Sheikh Salman blamed his defeat on the Olympic insider influence of Sheikh Ahmad Al-Fahad Al-Sabah, a fellow member of the ruling Kuwaiti royal family but who is also president of the Olympic Council of Asia, the Association of National Olympic Committees and Olympic Solidarity. In addition, Sheikh Ahmad is member of the FIFA governing council.
In the wake of the original ISSF fall-out, Sheikh Salman promoted a new law which was deemed by both IOC and FIFA as contravening statutes barring the direct interference of governments in sports association management.
Kuwait was then suspended by both bodies last November.
Two sets of negotiations between the IOC and the Kuwait Sports Ministry came to nothing and two weeks ago Kuwait’s government announced an intention to sue the International Olympic Committee in Switzerland for more than $1bn in damages over the suspension of its Olympic committee.

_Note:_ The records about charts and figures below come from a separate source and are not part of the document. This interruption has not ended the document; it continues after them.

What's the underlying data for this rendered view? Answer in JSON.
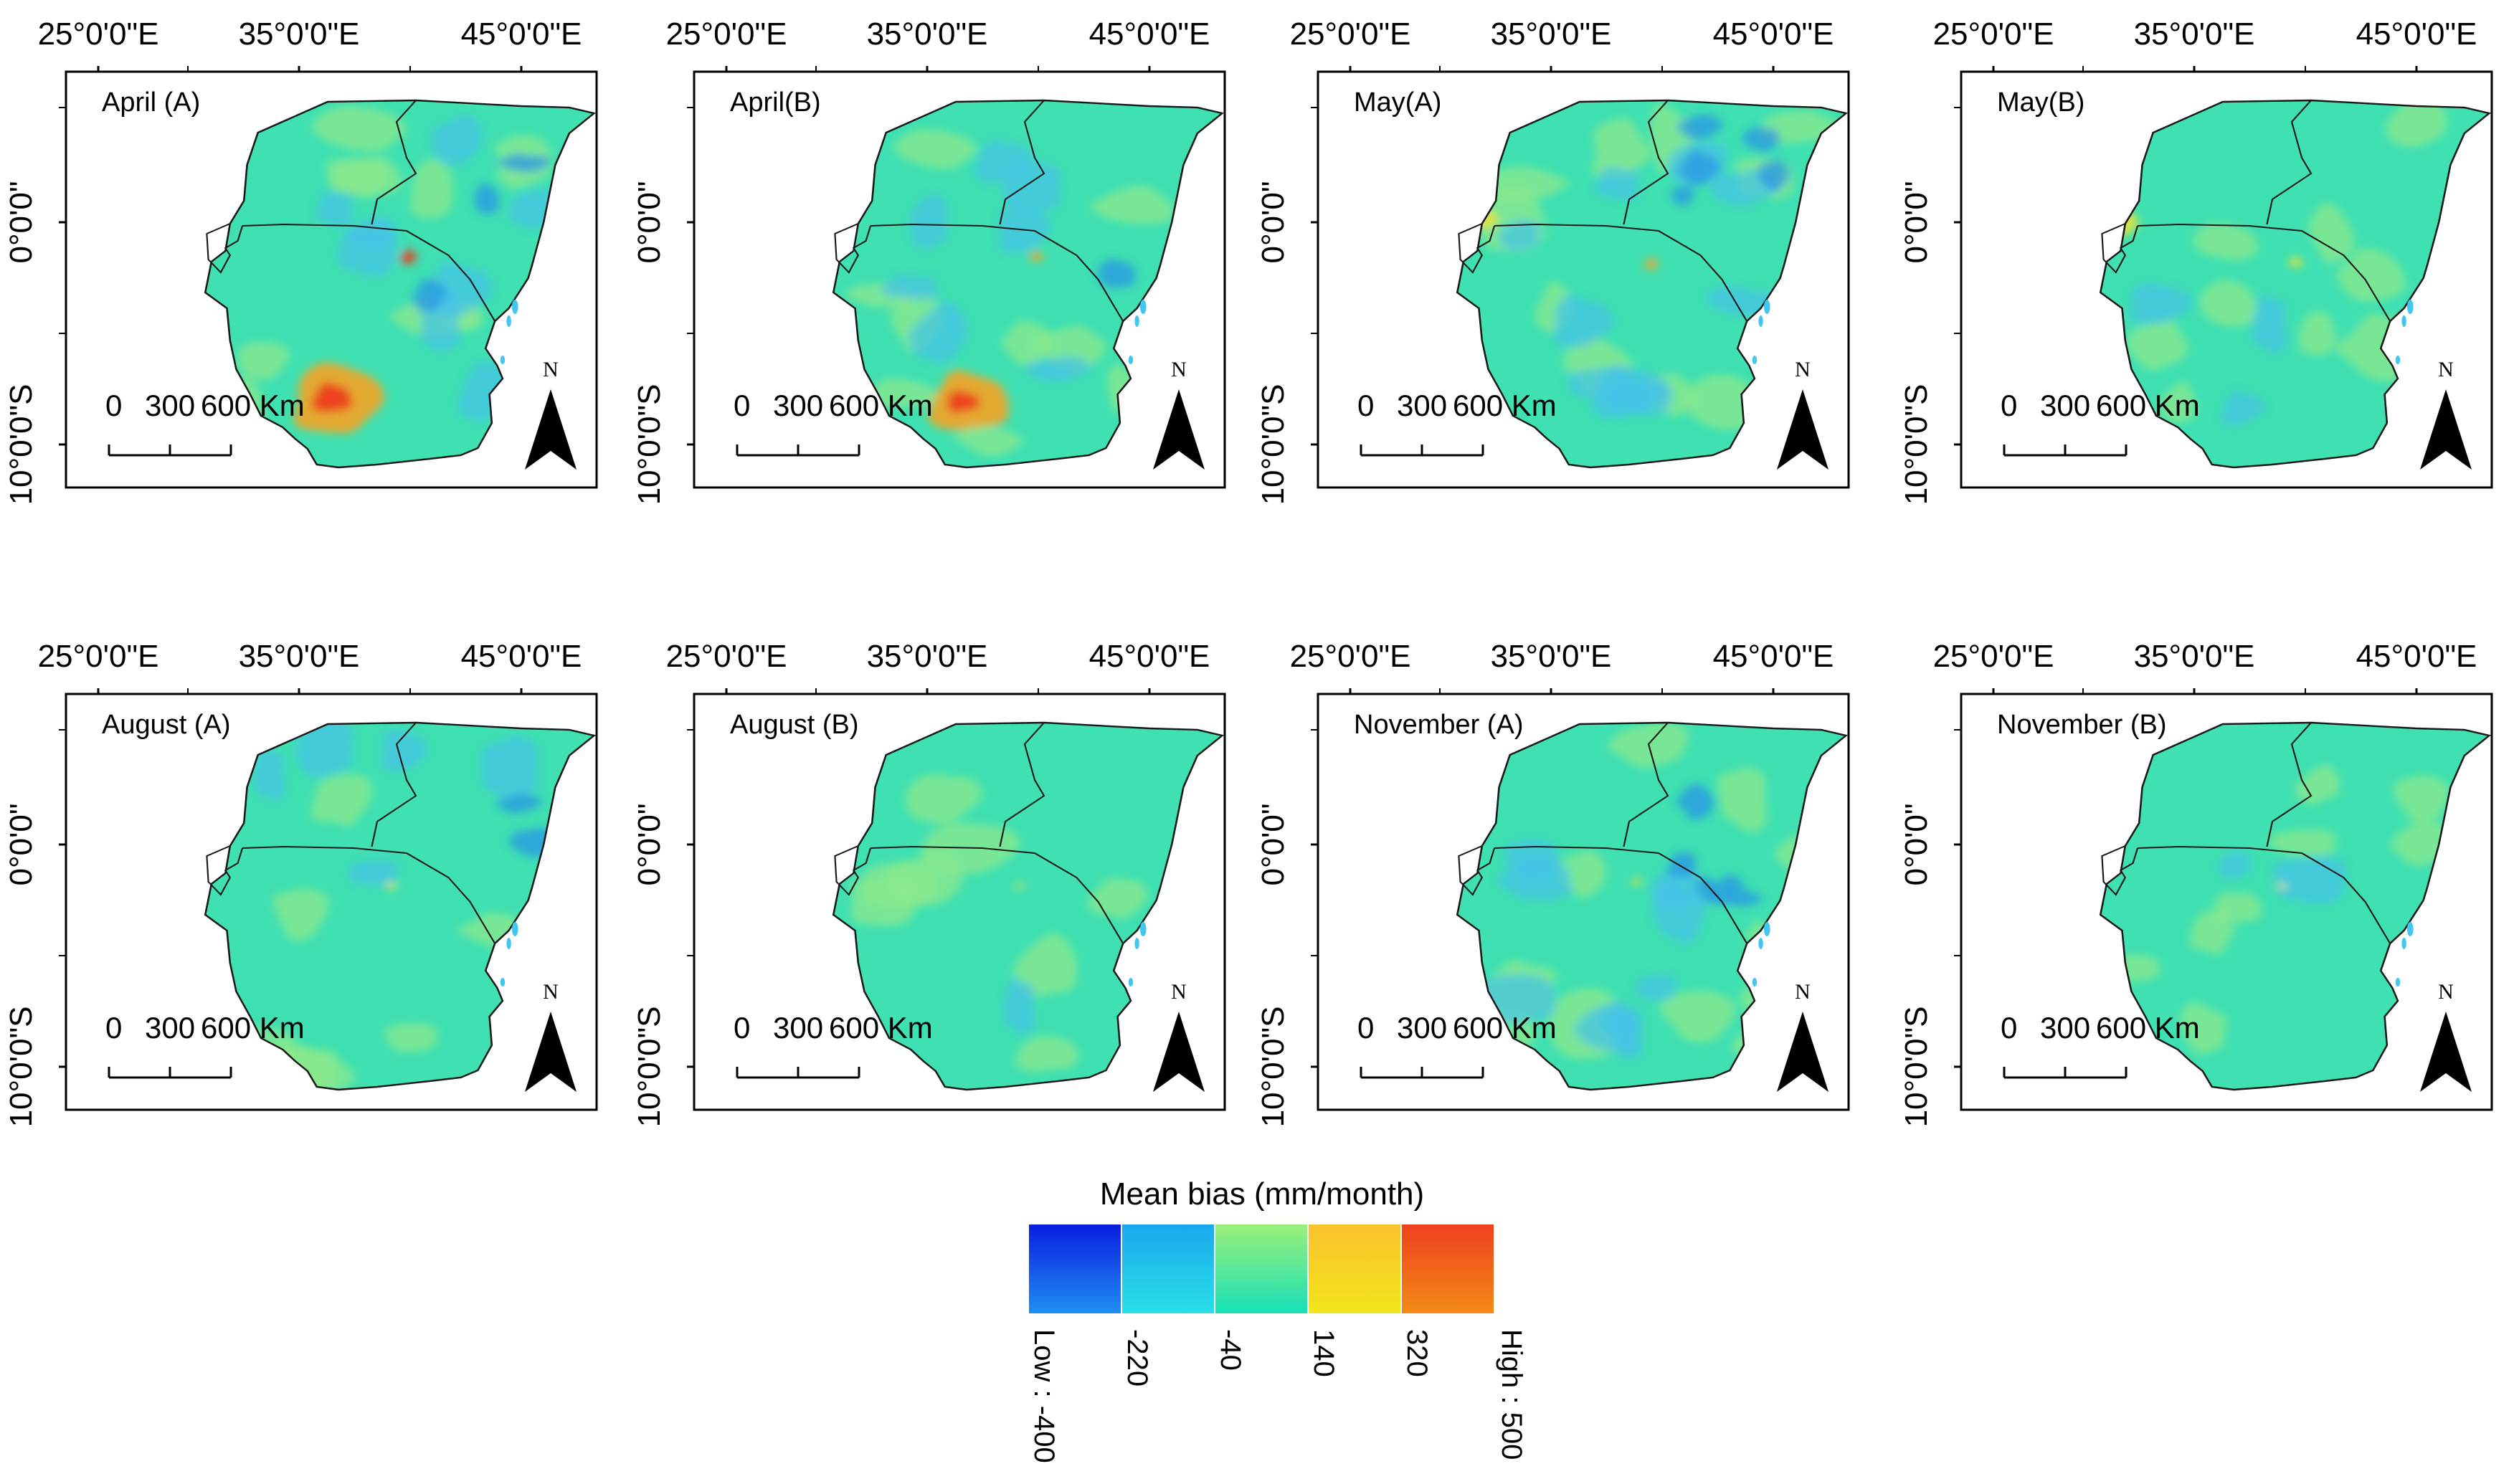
{
  "figure": {
    "coordinate_labels": {
      "lon": [
        "25°0'0\"E",
        "35°0'0\"E",
        "45°0'0\"E"
      ],
      "lat": [
        "0°0'0\"",
        "10°0'0\"S"
      ]
    },
    "scale_bar": {
      "tick_labels": [
        "0",
        "300",
        "600 Km"
      ]
    },
    "north_arrow": {
      "label": "N"
    },
    "panels": [
      {
        "title": "April (A)"
      },
      {
        "title": "April(B)"
      },
      {
        "title": "May(A)"
      },
      {
        "title": "May(B)"
      },
      {
        "title": "August (A)"
      },
      {
        "title": "August (B)"
      },
      {
        "title": "November (A)"
      },
      {
        "title": "November (B)"
      }
    ],
    "legend": {
      "title": "Mean bias (mm/month)",
      "break_labels": [
        "Low : -400",
        "-220",
        "-40",
        "140",
        "320",
        "High : 500"
      ],
      "class_colors": [
        [
          "#0a1de0",
          "#1f8ef2"
        ],
        [
          "#1aa8ef",
          "#29e0e6"
        ],
        [
          "#9cf07a",
          "#16e0b8"
        ],
        [
          "#f9c22d",
          "#f1e51b"
        ],
        [
          "#f0401e",
          "#f28a18"
        ]
      ]
    },
    "colors": {
      "land_base": "#3fe0b2",
      "land_green": "#8ee88c",
      "land_blue": "#46c2ea",
      "land_deep_blue": "#2a95e6",
      "hot_yellow": "#e8e23a",
      "hot_orange": "#f5a425",
      "hot_red": "#ee3a1c",
      "water": "#42c8f0"
    }
  }
}
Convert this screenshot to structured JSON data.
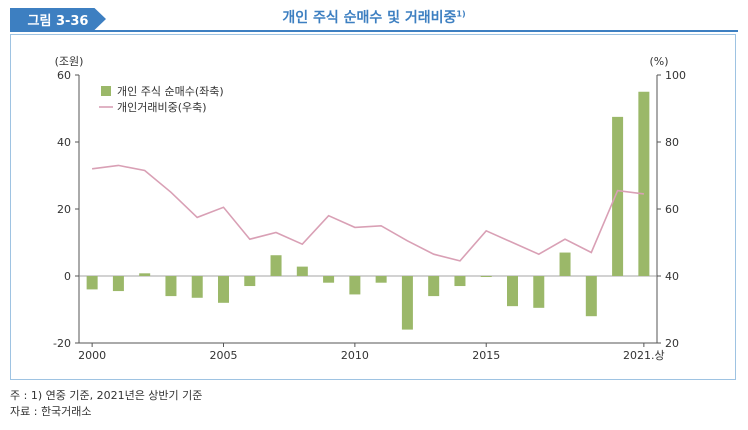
{
  "figure": {
    "label": "그림 3-36",
    "title": "개인 주식 순매수 및 거래비중",
    "title_sup": "1)"
  },
  "notes": {
    "note": "주 : 1) 연중 기준, 2021년은 상반기 기준",
    "source": "자료 : 한국거래소"
  },
  "colors": {
    "accent": "#3d7fc1",
    "bar": "#9bb869",
    "line": "#d9a0b5",
    "frame": "#9ec3e2"
  },
  "chart_data": {
    "type": "bar",
    "categories": [
      "2000",
      "2001",
      "2002",
      "2003",
      "2004",
      "2005",
      "2006",
      "2007",
      "2008",
      "2009",
      "2010",
      "2011",
      "2012",
      "2013",
      "2014",
      "2015",
      "2016",
      "2017",
      "2018",
      "2019",
      "2020",
      "2021.상"
    ],
    "series": [
      {
        "name": "개인 주식 순매수(좌축)",
        "type": "bar",
        "axis": "left",
        "values": [
          -4,
          -4.5,
          0.8,
          -6,
          -6.5,
          -8,
          -3,
          6.2,
          2.8,
          -2,
          -5.5,
          -2,
          -16,
          -6,
          -3,
          -0.3,
          -9,
          -9.5,
          7,
          -12,
          47.5,
          55
        ]
      },
      {
        "name": "개인거래비중(우축)",
        "type": "line",
        "axis": "right",
        "values": [
          72,
          73,
          71.5,
          65,
          57.5,
          60.5,
          51,
          53,
          49.5,
          58,
          54.5,
          55,
          50.5,
          46.5,
          44.5,
          53.5,
          50,
          46.5,
          51,
          47,
          65.5,
          64.5
        ]
      }
    ],
    "xticks": [
      "2000",
      "2005",
      "2010",
      "2015",
      "2021.상"
    ],
    "y_left": {
      "label": "(조원)",
      "ticks": [
        60,
        40,
        20,
        0,
        -20
      ],
      "ylim": [
        -20,
        60
      ]
    },
    "y_right": {
      "label": "(%)",
      "ticks": [
        100,
        80,
        60,
        40,
        20
      ],
      "ylim": [
        20,
        100
      ]
    },
    "legend_position": "top-left",
    "grid": false
  }
}
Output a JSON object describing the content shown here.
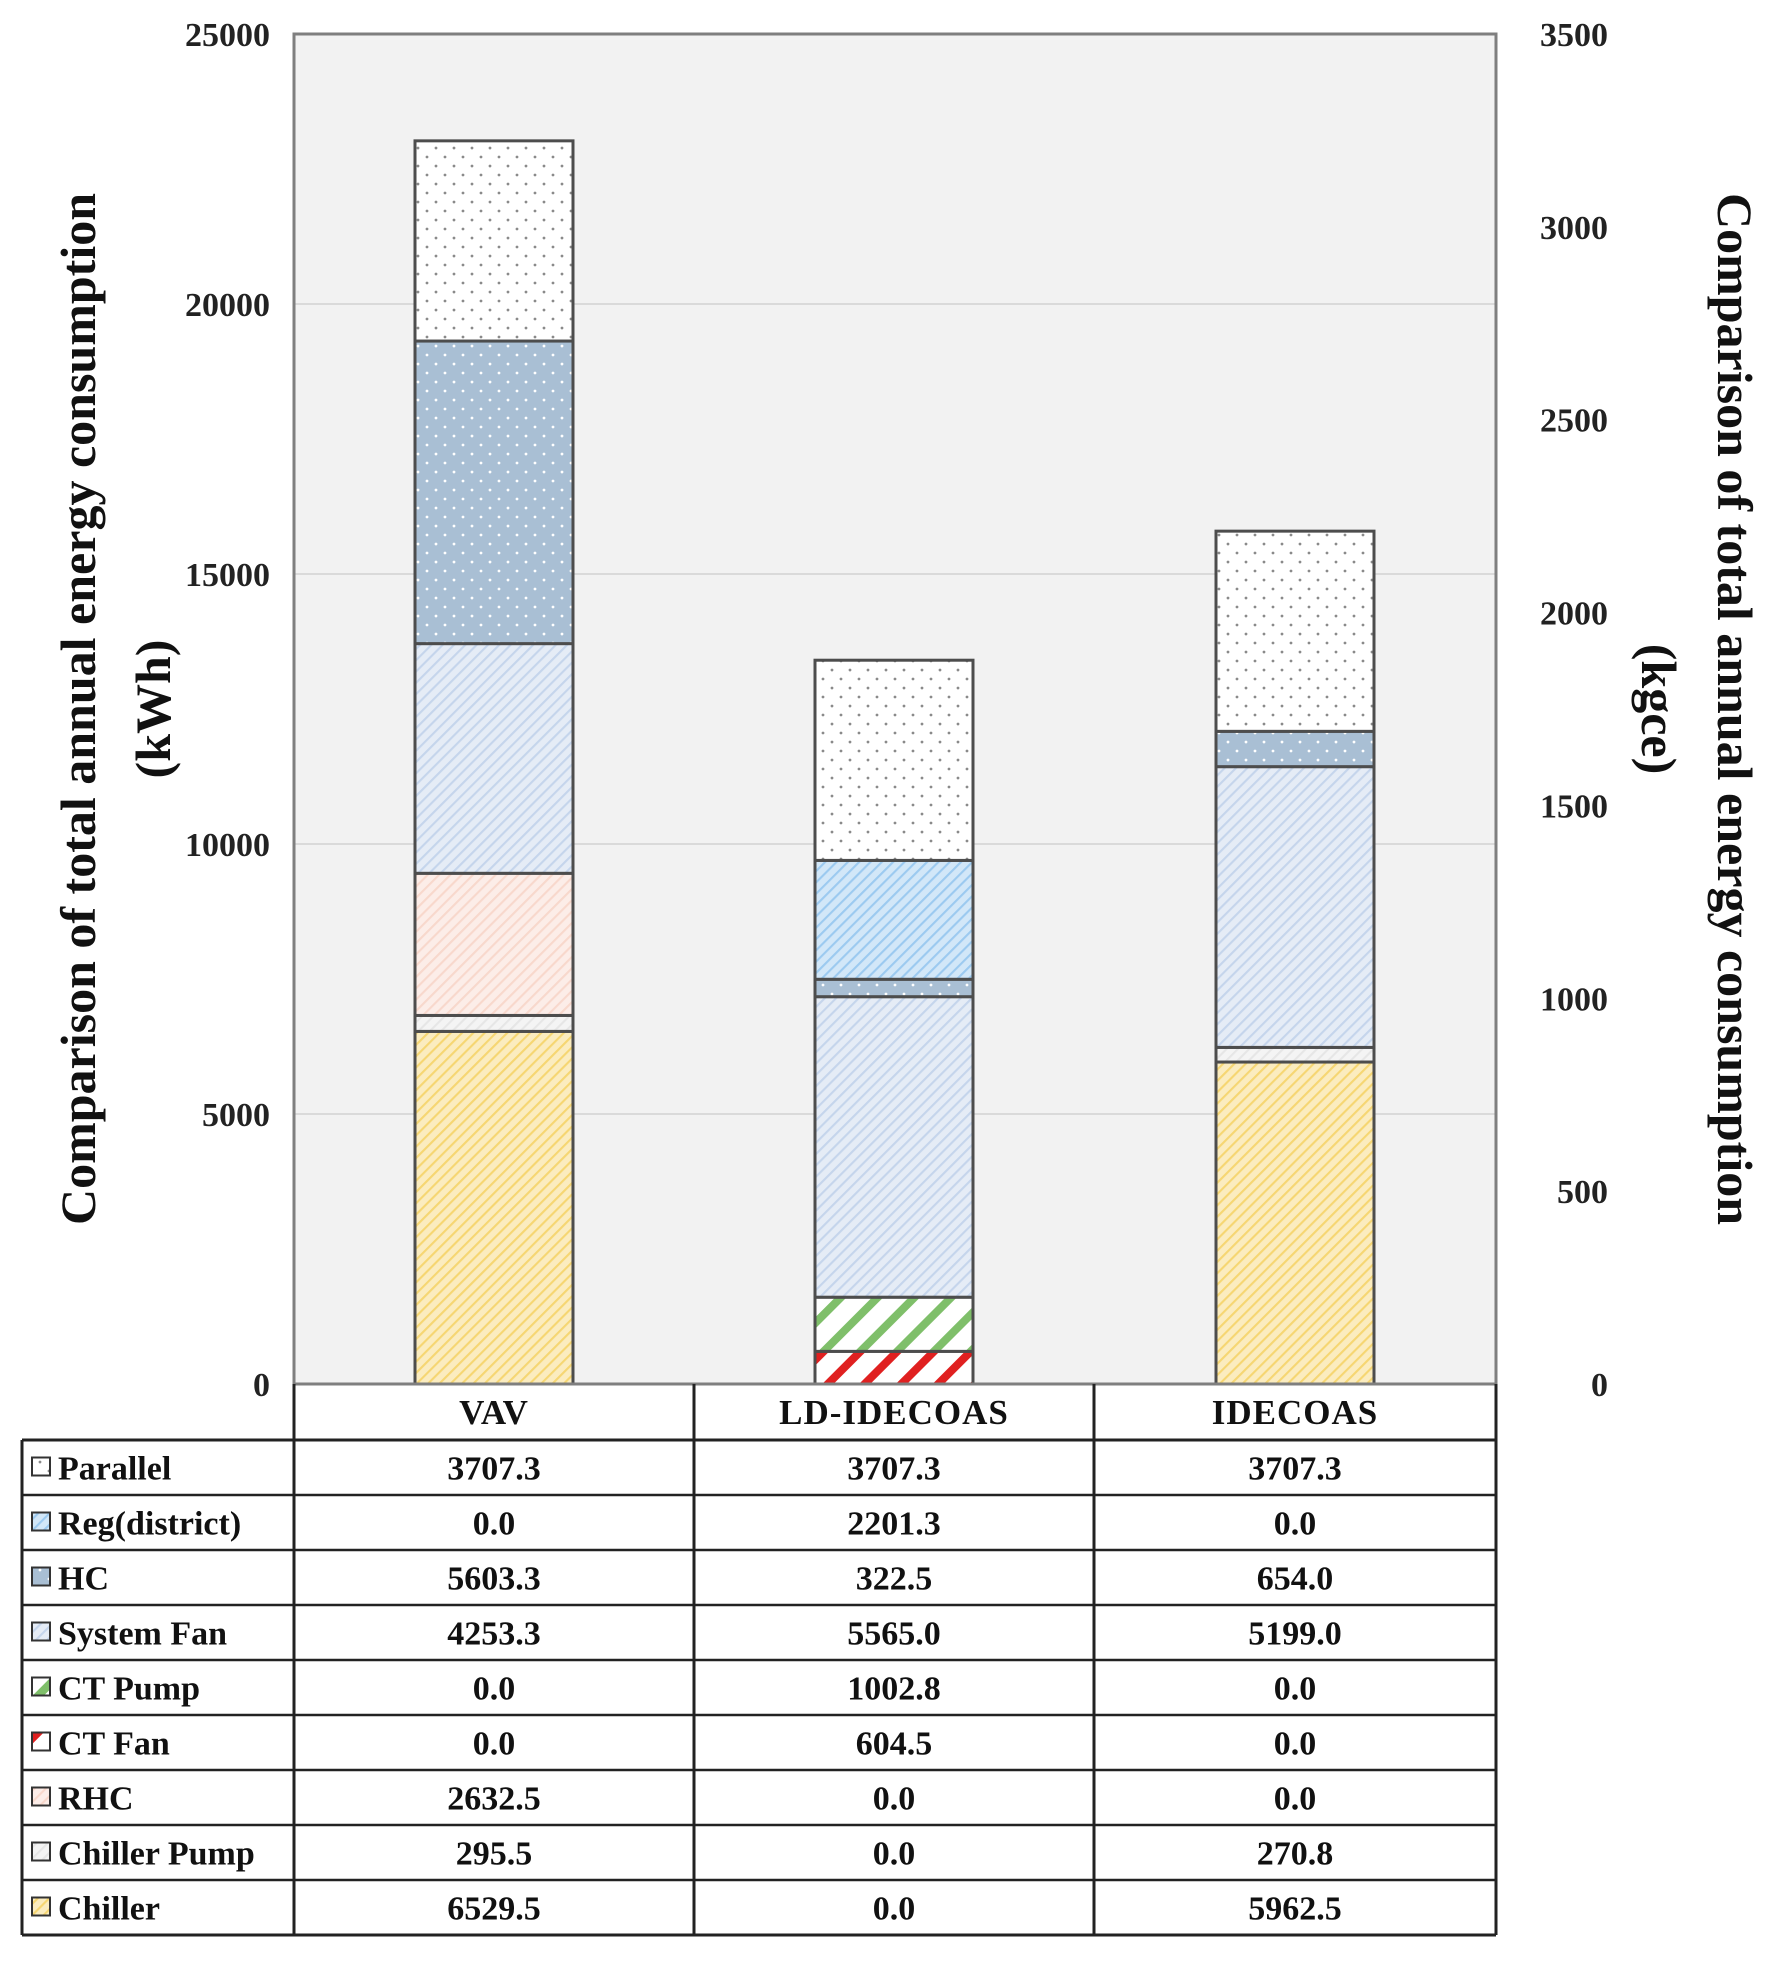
{
  "chart_data": {
    "type": "stacked-bar",
    "title": "",
    "ylabel": "Comparison of total annual energy consumption (kWh)",
    "ylabel_lines": [
      "Comparison of total annual energy consumption",
      "(kWh)"
    ],
    "y2label": "Comparison of total annual energy consumption (kgce)",
    "y2label_lines": [
      "Comparison of total annual energy consumption",
      "(kgce)"
    ],
    "ylim": [
      0,
      25000
    ],
    "y2lim": [
      0,
      3500
    ],
    "yticks": [
      "0",
      "5000",
      "10000",
      "15000",
      "20000",
      "25000"
    ],
    "y2ticks": [
      "0",
      "500",
      "1000",
      "1500",
      "2000",
      "2500",
      "3000",
      "3500"
    ],
    "grid": true,
    "categories": [
      "VAV",
      "LD-IDECOAS",
      "IDECOAS"
    ],
    "series": [
      {
        "name": "Chiller",
        "values": [
          6529.5,
          0.0,
          5962.5
        ],
        "labels": [
          "6529.5",
          "0.0",
          "5962.5"
        ],
        "color": "#f6d672",
        "pattern": "hatch-fine"
      },
      {
        "name": "Chiller Pump",
        "values": [
          295.5,
          0.0,
          270.8
        ],
        "labels": [
          "295.5",
          "0.0",
          "270.8"
        ],
        "color": "#e6e6e6",
        "pattern": "hatch-fine"
      },
      {
        "name": "RHC",
        "values": [
          2632.5,
          0.0,
          0.0
        ],
        "labels": [
          "2632.5",
          "0.0",
          "0.0"
        ],
        "color": "#f8d8cc",
        "pattern": "hatch-fine"
      },
      {
        "name": "CT Fan",
        "values": [
          0.0,
          604.5,
          0.0
        ],
        "labels": [
          "0.0",
          "604.5",
          "0.0"
        ],
        "color": "#e02020",
        "pattern": "hatch-wide"
      },
      {
        "name": "CT Pump",
        "values": [
          0.0,
          1002.8,
          0.0
        ],
        "labels": [
          "0.0",
          "1002.8",
          "0.0"
        ],
        "color": "#7fbf6a",
        "pattern": "hatch-wide"
      },
      {
        "name": "System Fan",
        "values": [
          4253.3,
          5565.0,
          5199.0
        ],
        "labels": [
          "4253.3",
          "5565.0",
          "5199.0"
        ],
        "color": "#c5d5ec",
        "pattern": "hatch-fine"
      },
      {
        "name": "HC",
        "values": [
          5603.3,
          322.5,
          654.0
        ],
        "labels": [
          "5603.3",
          "322.5",
          "654.0"
        ],
        "color": "#a9bfd4",
        "pattern": "dots"
      },
      {
        "name": "Reg(district)",
        "values": [
          0.0,
          2201.3,
          0.0
        ],
        "labels": [
          "0.0",
          "2201.3",
          "0.0"
        ],
        "color": "#9ccaf0",
        "pattern": "hatch-fine"
      },
      {
        "name": "Parallel",
        "values": [
          3707.3,
          3707.3,
          3707.3
        ],
        "labels": [
          "3707.3",
          "3707.3",
          "3707.3"
        ],
        "color": "#ffffff",
        "pattern": "dots-dark"
      }
    ],
    "table_row_order": [
      "Parallel",
      "Reg(district)",
      "HC",
      "System Fan",
      "CT Pump",
      "CT Fan",
      "RHC",
      "Chiller Pump",
      "Chiller"
    ],
    "legend_placement": "data-table-left"
  }
}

The exiling of Kuwait from international sport took a further turn at the ISSF General Assembly in Moscow which confirmed an earlier provisional suspension of Kuwait. Delegates voted 174-65 for the suspension which prompted the resignation of Kuwait’s Duaij Khalaf Al-Otaibi from the body’s administrative council.
In further political confusion, a proposed new ISSF constitution did not receive the required two-thirds majority. It was approved by ‘only’ 148 votes to 84, seven short of the enactment tally.
The IOC has said that any Kuwaiti athletes who achieve Games qualifying status can compete in Rio under the Olympic flag.